17. De Memoria☕

Start from the beginning
                                        

"Bukan Dementor seperti yang kalian pikirkan." Rean menyodorkan ponselnya kepada Rama dan Edward. Setelah kesemua temannya pulang kemarin, Rean menemui juru kunci fakultas dan kembali ke koridor tersebut seorang diri lalu mengambil beberapa foto.

Rama dan Edward mengamati potret koridor beserta foto beberapa serangga yang mati di beberapa sudutnya yang diambil Rean.

"Intinya di koridor depan gudang itu memang tidak ada kehidupan sama sekali. Bukan hanya tanaman-tanaman di sana yang layu, bahkan serangga-serangga pun ikut mati. Aku yakin ada 'Dementor' yang menjadi penyebab dari semua ini. Entah bagaimana wujudnya," lanjut Rean.

Edward mendengus. "Aku rasa kita terlalu serius untuk masalah ini. Maksudku, ini hanya masalah tanaman hias yang layu itu, kan? Dan tentang serangga itu, bukankah mereka memang memiliki garis tangan untuk berumur pendek?"

"Serangga itu tidak punya tangan, Brother. Mereka itu hexapoda dengan 6 kaki." Rama menyengir pada Edward yang meliriknya kesal. "Tapi Rean ada benarnya juga. Coba lihat! Serangga-serangga ini mati bersamaan. Kamu tidak berpikir mereka semua janjian untuk sehidup semati dulu, kan?"

Kali ini Edward yang bungkam.

"Tapi kenapa ya serangga kalau mati posisinya selalu terbalik menjadi telentang begini? Kecuali yang mati terinjak, sih." Rama bergumam sendiri sambil melihat foto-foto yang diambil Rean dengan ponselnya.

Rean yang kembali menguyah makanannya tersedak tiba-tiba.

"Brother! Kamu nggak apa-apa?" Rama menyodorkan segelas air dan memijat tengkuk Rean.

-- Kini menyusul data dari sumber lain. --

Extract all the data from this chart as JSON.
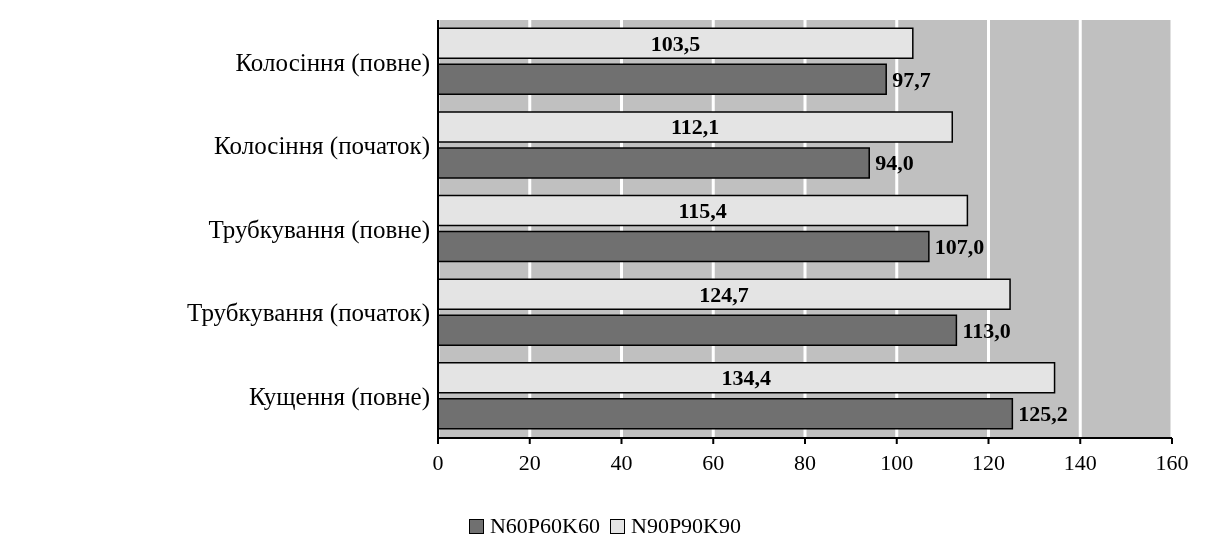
{
  "chart_data": {
    "type": "bar",
    "orientation": "horizontal",
    "categories": [
      "Колосіння (повне)",
      "Колосіння (початок)",
      "Трубкування (повне)",
      "Трубкування (початок)",
      "Кущення (повне)"
    ],
    "series": [
      {
        "name": "N60P60K60",
        "color": "#707070",
        "values": [
          97.7,
          94.0,
          107.0,
          113.0,
          125.2
        ],
        "value_labels": [
          "97,7",
          "94,0",
          "107,0",
          "113,0",
          "125,2"
        ]
      },
      {
        "name": "N90P90K90",
        "color": "#e4e4e4",
        "values": [
          103.5,
          112.1,
          115.4,
          124.7,
          134.4
        ],
        "value_labels": [
          "103,5",
          "112,1",
          "115,4",
          "124,7",
          "134,4"
        ]
      }
    ],
    "xlim": [
      0,
      160
    ],
    "xticks": [
      0,
      20,
      40,
      60,
      80,
      100,
      120,
      140,
      160
    ],
    "grid": "x",
    "legend": "bottom"
  }
}
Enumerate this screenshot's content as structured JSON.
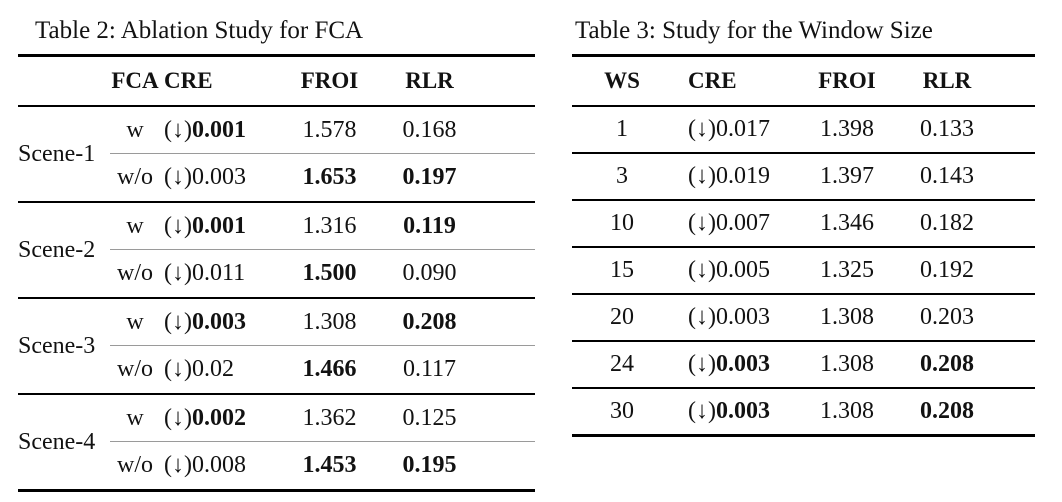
{
  "table2": {
    "title": "Table 2: Ablation Study for FCA",
    "headers": {
      "fca": "FCA",
      "cre": "CRE",
      "froi": "FROI",
      "rlr": "RLR"
    },
    "groups": [
      {
        "scene": "Scene-1",
        "rows": [
          {
            "fca": "w",
            "cre_prefix": "(↓)",
            "cre": "0.001",
            "cre_bold": true,
            "froi": "1.578",
            "froi_bold": false,
            "rlr": "0.168",
            "rlr_bold": false
          },
          {
            "fca": "w/o",
            "cre_prefix": "(↓)",
            "cre": "0.003",
            "cre_bold": false,
            "froi": "1.653",
            "froi_bold": true,
            "rlr": "0.197",
            "rlr_bold": true
          }
        ]
      },
      {
        "scene": "Scene-2",
        "rows": [
          {
            "fca": "w",
            "cre_prefix": "(↓)",
            "cre": "0.001",
            "cre_bold": true,
            "froi": "1.316",
            "froi_bold": false,
            "rlr": "0.119",
            "rlr_bold": true
          },
          {
            "fca": "w/o",
            "cre_prefix": "(↓)",
            "cre": "0.011",
            "cre_bold": false,
            "froi": "1.500",
            "froi_bold": true,
            "rlr": "0.090",
            "rlr_bold": false
          }
        ]
      },
      {
        "scene": "Scene-3",
        "rows": [
          {
            "fca": "w",
            "cre_prefix": "(↓)",
            "cre": "0.003",
            "cre_bold": true,
            "froi": "1.308",
            "froi_bold": false,
            "rlr": "0.208",
            "rlr_bold": true
          },
          {
            "fca": "w/o",
            "cre_prefix": "(↓)",
            "cre": "0.02",
            "cre_bold": false,
            "froi": "1.466",
            "froi_bold": true,
            "rlr": "0.117",
            "rlr_bold": false
          }
        ]
      },
      {
        "scene": "Scene-4",
        "rows": [
          {
            "fca": "w",
            "cre_prefix": "(↓)",
            "cre": "0.002",
            "cre_bold": true,
            "froi": "1.362",
            "froi_bold": false,
            "rlr": "0.125",
            "rlr_bold": false
          },
          {
            "fca": "w/o",
            "cre_prefix": "(↓)",
            "cre": "0.008",
            "cre_bold": false,
            "froi": "1.453",
            "froi_bold": true,
            "rlr": "0.195",
            "rlr_bold": true
          }
        ]
      }
    ]
  },
  "table3": {
    "title": "Table 3: Study for the Window Size",
    "headers": {
      "ws": "WS",
      "cre": "CRE",
      "froi": "FROI",
      "rlr": "RLR"
    },
    "rows": [
      {
        "ws": "1",
        "cre_prefix": "(↓)",
        "cre": "0.017",
        "cre_bold": false,
        "froi": "1.398",
        "froi_bold": false,
        "rlr": "0.133",
        "rlr_bold": false
      },
      {
        "ws": "3",
        "cre_prefix": "(↓)",
        "cre": "0.019",
        "cre_bold": false,
        "froi": "1.397",
        "froi_bold": false,
        "rlr": "0.143",
        "rlr_bold": false
      },
      {
        "ws": "10",
        "cre_prefix": "(↓)",
        "cre": "0.007",
        "cre_bold": false,
        "froi": "1.346",
        "froi_bold": false,
        "rlr": "0.182",
        "rlr_bold": false
      },
      {
        "ws": "15",
        "cre_prefix": "(↓)",
        "cre": "0.005",
        "cre_bold": false,
        "froi": "1.325",
        "froi_bold": false,
        "rlr": "0.192",
        "rlr_bold": false
      },
      {
        "ws": "20",
        "cre_prefix": "(↓)",
        "cre": "0.003",
        "cre_bold": false,
        "froi": "1.308",
        "froi_bold": false,
        "rlr": "0.203",
        "rlr_bold": false
      },
      {
        "ws": "24",
        "cre_prefix": "(↓)",
        "cre": "0.003",
        "cre_bold": true,
        "froi": "1.308",
        "froi_bold": false,
        "rlr": "0.208",
        "rlr_bold": true
      },
      {
        "ws": "30",
        "cre_prefix": "(↓)",
        "cre": "0.003",
        "cre_bold": true,
        "froi": "1.308",
        "froi_bold": false,
        "rlr": "0.208",
        "rlr_bold": true
      }
    ]
  }
}
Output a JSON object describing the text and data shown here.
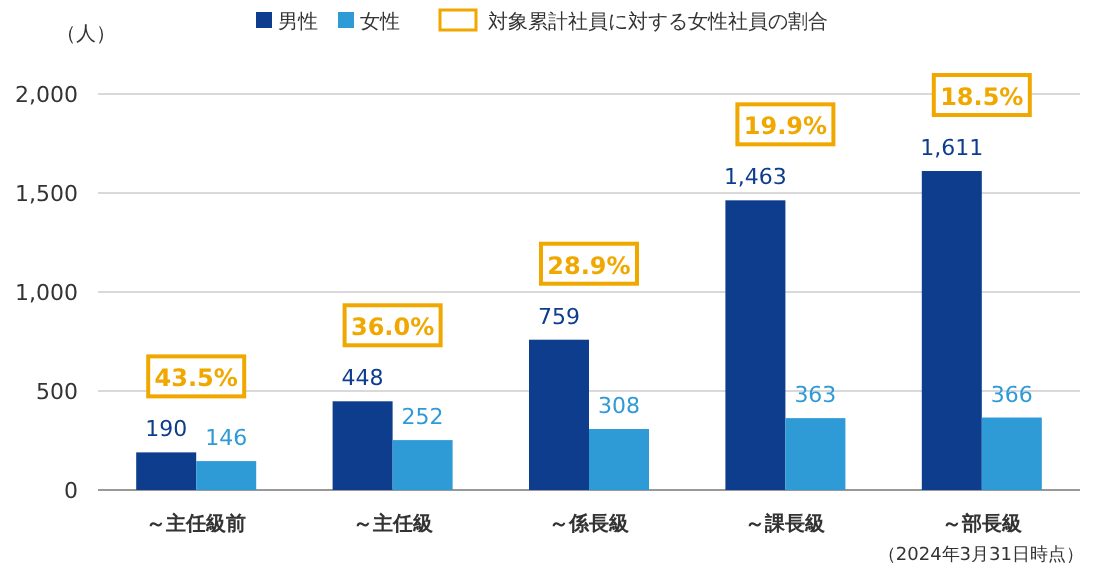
{
  "chart_data": {
    "type": "bar",
    "ylabel": "（人）",
    "categories": [
      "～主任級前",
      "～主任級",
      "～係長級",
      "～課長級",
      "～部長級"
    ],
    "series": [
      {
        "name": "男性",
        "color": "#0d3d8c",
        "values": [
          190,
          448,
          759,
          1463,
          1611
        ],
        "value_labels": [
          "190",
          "448",
          "759",
          "1,463",
          "1,611"
        ]
      },
      {
        "name": "女性",
        "color": "#2e9ad6",
        "values": [
          146,
          252,
          308,
          363,
          366
        ],
        "value_labels": [
          "146",
          "252",
          "308",
          "363",
          "366"
        ]
      }
    ],
    "ylim": [
      0,
      2000
    ],
    "yticks": [
      0,
      {
        "value": 500,
        "label": "500"
      },
      {
        "value": 1000,
        "label": "1,000"
      },
      {
        "value": 1500,
        "label": "1,500"
      },
      {
        "value": 2000,
        "label": "2,000"
      }
    ],
    "grid": "y",
    "legend": "top",
    "annotations": [
      "対象累計社員に対する女性社員の割合",
      "43.5%",
      "36.0%",
      "28.9%",
      "19.9%",
      "18.5%",
      "（2024年3月31日時点）"
    ]
  }
}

Rean melenggut, berusaha mengakhiri sumbatan di jalan napasnya itu. Sesuatu yang dikatakan Rama barusan membuatnya sadar akan wujud "Dementor" yang sesungguhnya.

⚛️⚛️⚛️⚛️⚛️

Riva menekan beberapa tombol di central lock, menutup sekaligus pengunci beberapa tingkap jendela, kemudian menyalakan pendingin ruangan dan menghidupan humifier ruang tengah. Hari mulai gelap, angin malam tidak bagus untuk kesehatan, udara kering dari AC juga bisa membuat beberapa masalah kulit dan pernapasan--terutama untuk Chelia.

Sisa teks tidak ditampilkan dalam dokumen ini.